Control your sun exposure. If you're suffering from rosacea, wear sunscreen and avoid excessive tanning. Too much sunlight can damage skin, and provoke the redness caused by rosacea. Most people receive sufficient sunlight through daily life alone, so you can gain the benefits without harming your skin. If you have psoriasis, however, some specialists recommend sun exposure as a way to relieve the condition. In this case, you should still protect your skin with light sunscreen, but may want to spend more time outdoors.
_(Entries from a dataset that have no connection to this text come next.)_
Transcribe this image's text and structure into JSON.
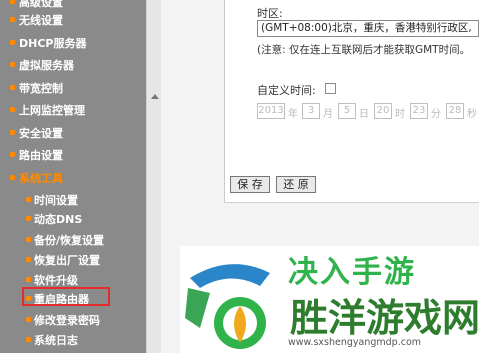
{
  "sidebar": {
    "items": [
      {
        "label": "高级设置"
      },
      {
        "label": "无线设置"
      },
      {
        "label": "DHCP服务器"
      },
      {
        "label": "虚拟服务器"
      },
      {
        "label": "带宽控制"
      },
      {
        "label": "上网监控管理"
      },
      {
        "label": "安全设置"
      },
      {
        "label": "路由设置"
      },
      {
        "label": "系统工具"
      }
    ],
    "sub_items": [
      {
        "label": "时间设置"
      },
      {
        "label": "动态DNS"
      },
      {
        "label": "备份/恢复设置"
      },
      {
        "label": "恢复出厂设置"
      },
      {
        "label": "软件升级"
      },
      {
        "label": "重启路由器"
      },
      {
        "label": "修改登录密码"
      },
      {
        "label": "系统日志"
      }
    ]
  },
  "time_settings": {
    "timezone_label": "时区:",
    "timezone_value": "(GMT+08:00)北京，重庆，香港特别行政区,",
    "note": "(注意: 仅在连上互联网后才能获取GMT时间。",
    "custom_time_label": "自定义时间:",
    "custom_time_checked": false,
    "fields": {
      "year": "2013",
      "year_unit": "年",
      "month": "3",
      "month_unit": "月",
      "day": "5",
      "day_unit": "日",
      "hour": "20",
      "hour_unit": "时",
      "minute": "23",
      "minute_unit": "分",
      "second": "28",
      "second_unit": "秒"
    }
  },
  "buttons": {
    "save": "保 存",
    "restore": "还 原"
  },
  "watermark": {
    "line1": "决入手游",
    "line2": "胜洋游戏网",
    "url": "www.sxshengyangmdp.com"
  },
  "colors": {
    "accent": "#ff8a00",
    "highlight_box": "#e52b2b",
    "sidebar_bg": "#8a8a8a"
  }
}
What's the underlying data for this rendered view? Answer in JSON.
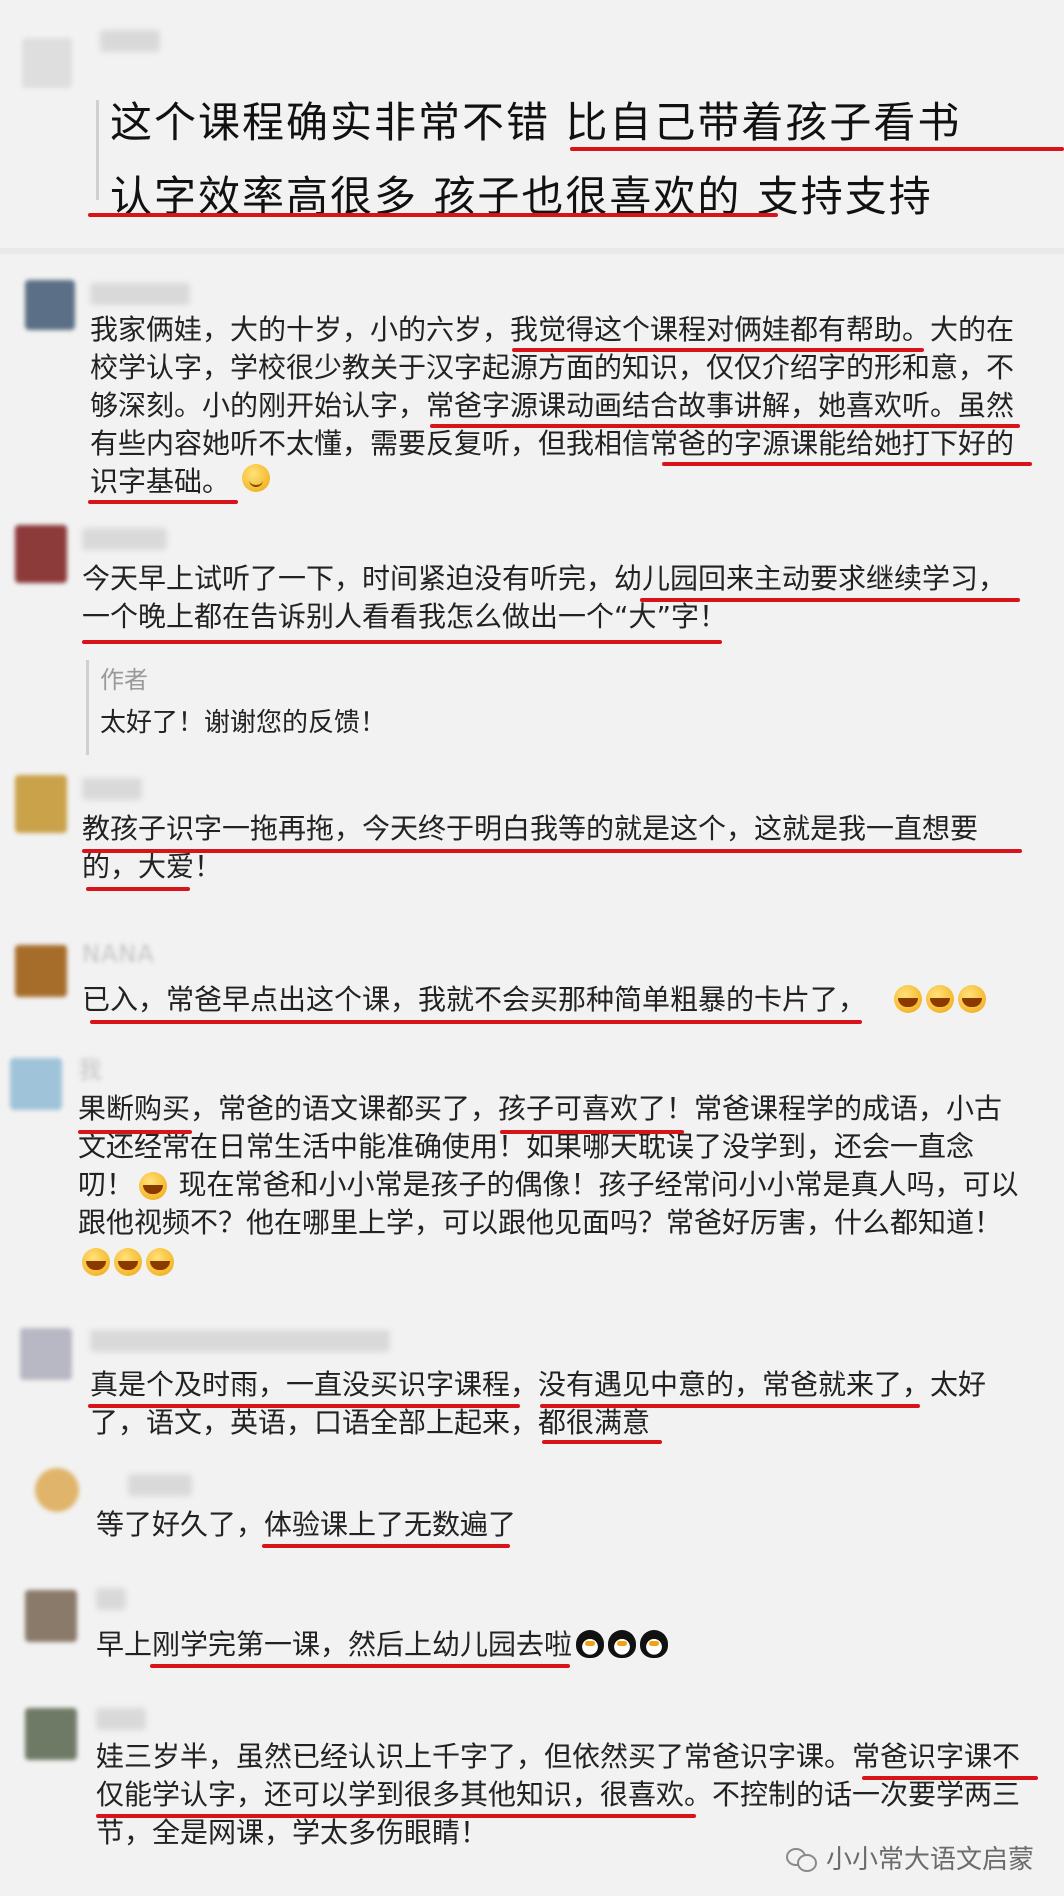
{
  "comments": [
    {
      "text": "这个课程确实非常不错 比自己带着孩子看书\n认字效率高很多 孩子也很喜欢的 支持支持",
      "avatar_color": "#dcdcdc"
    },
    {
      "text": "我家俩娃，大的十岁，小的六岁，我觉得这个课程对俩娃都有帮助。大的在\n校学认字，学校很少教关于汉字起源方面的知识，仅仅介绍字的形和意，不\n够深刻。小的刚开始认字，常爸字源课动画结合故事讲解，她喜欢听。虽然\n有些内容她听不太懂，需要反复听，但我相信常爸的字源课能给她打下好的\n识字基础。",
      "avatar_color": "#5b6f86"
    },
    {
      "text": "今天早上试听了一下，时间紧迫没有听完，幼儿园回来主动要求继续学习，\n一个晚上都在告诉别人看看我怎么做出一个“大”字！",
      "avatar_color": "#8c3a3a",
      "reply_author": "作者",
      "reply_text": "太好了！谢谢您的反馈！"
    },
    {
      "text": "教孩子识字一拖再拖，今天终于明白我等的就是这个，这就是我一直想要\n的，大爱！",
      "avatar_color": "#c9a24a"
    },
    {
      "text": "已入，常爸早点出这个课，我就不会买那种简单粗暴的卡片了，",
      "avatar_color": "#a66d2a",
      "username": "NANA"
    },
    {
      "text": "果断购买，常爸的语文课都买了，孩子可喜欢了！常爸课程学的成语，小古\n文还经常在日常生活中能准确使用！如果哪天耽误了没学到，还会一直念\n叨！     现在常爸和小小常是孩子的偶像！孩子经常问小小常是真人吗，可以\n跟他视频不？他在哪里上学，可以跟他见面吗？常爸好厉害，什么都知道！",
      "avatar_color": "#9fc3d9",
      "username": "我"
    },
    {
      "text": "真是个及时雨，一直没买识字课程，没有遇见中意的，常爸就来了，太好\n了，语文，英语，口语全部上起来，都很满意",
      "avatar_color": "#b8b8c4"
    },
    {
      "text": "等了好久了，体验课上了无数遍了",
      "avatar_color": "#e0b46a"
    },
    {
      "text": "早上刚学完第一课，然后上幼儿园去啦",
      "avatar_color": "#8a7a6a"
    },
    {
      "text": "娃三岁半，虽然已经认识上千字了，但依然买了常爸识字课。常爸识字课不\n仅能学认字，还可以学到很多其他知识，很喜欢。不控制的话一次要学两三\n节，全是网课，学太多伤眼睛！",
      "avatar_color": "#6f7a66"
    }
  ],
  "watermark": {
    "label": "小小常大语文启蒙",
    "icon": "wechat-icon"
  },
  "colors": {
    "underline": "#d8141b",
    "background": "#f2f2f2"
  }
}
Limit stress and adopt healthy coping techniques. Psoriasis, eczema and rosacea are all worsened by stress. You may find that the redness on your face only occurs during times of high stress at home, school or work. Clear your schedule from unnecessary obligations and take time to indulge in relaxing activities. Aim for a sufficient amount of sleep each night and seek support from trusted friends, family or mental health professionals. This may not immediately reduce facial redness, but can reduce triggers and prevent breakouts.